When we’re shopping for games at thrift, we usually pass over copies whose boxes are well-worn. Torn corners and frayed edges usually means the contents will be in the same condition or pieces will be missing. We’re fine with that as it means the game was played a lot. We have just decided that they don’t make for good photographs for SahmReviews.
For whatever reason, when we spotted a copy of Domingo at our local Goodwill, we picked it up anyhow. The box was tattered and looked like it was about to completely fall apart. But a quick glance at the contents made us realize the game hadn’t been played much at all.
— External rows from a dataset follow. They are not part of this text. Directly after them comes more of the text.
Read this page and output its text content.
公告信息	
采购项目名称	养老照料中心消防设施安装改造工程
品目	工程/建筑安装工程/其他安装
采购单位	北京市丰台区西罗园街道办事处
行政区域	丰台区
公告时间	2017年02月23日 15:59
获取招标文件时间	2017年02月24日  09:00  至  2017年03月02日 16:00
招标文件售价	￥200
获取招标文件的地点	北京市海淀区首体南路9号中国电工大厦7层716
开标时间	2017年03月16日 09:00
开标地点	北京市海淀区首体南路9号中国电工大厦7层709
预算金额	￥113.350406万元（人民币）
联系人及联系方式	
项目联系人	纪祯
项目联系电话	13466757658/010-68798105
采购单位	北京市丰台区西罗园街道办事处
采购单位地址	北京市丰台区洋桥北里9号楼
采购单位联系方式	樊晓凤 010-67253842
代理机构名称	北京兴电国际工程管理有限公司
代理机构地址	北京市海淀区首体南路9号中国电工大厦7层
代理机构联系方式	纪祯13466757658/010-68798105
Everything was there except for the instructions, so this copy must’ve spent its life on a closet shelf underneath another game that was pulled out and put back quite often. Always a bridesmaid…
Domingo is a quick game that claims to be a mixture of Dominoes and Bingo. For the Dominoes portion, each cardboard tile has a set of two pip groups that touch all four sides. The Bingo half of the game is the requirement to be the first to get five in a row.
Each player receives a plastic tray and the 100 cardboard tiles are spread out face down in the center of the play area. On your turn you will draw one tile and place it in your tray in one of the 25 pre-molded spots. Turn then passes to the next player clockwise.
On subsequent turns you will do the same thing, but if you have a tile that matches an edge of one of your previously-played tiles, you’ll want to lay it adjacent to that matching piece. As previously mentioned, your goal is to be the first player to line up five in a row across your board and yell out “Domingo”!
You can expect a round of Domingo to last only around five minutes before someone completes their row. An entire game is played over multiple rounds until one player wins a total of five times. Alternate rules allow for scoring where you receive points for a winning round. The amount is determined by the number of total tiles on your board – the more tiles you needed, the fewer points you’ll receive. For simplicity’s sake, we elected to just play by number of rounds won.
If you want a copy of Domingo for yourself, the most affordable examples can be found on eBay in much better condition than ours. I would hesitate paying more than about $10 shipped, so hold out for a bargain. In theory you could probably play the game with a standard set of dominoes if you were so inclined, but for a few dollars the actual game is probably worth it.
What’s your favorite version of Dominoes?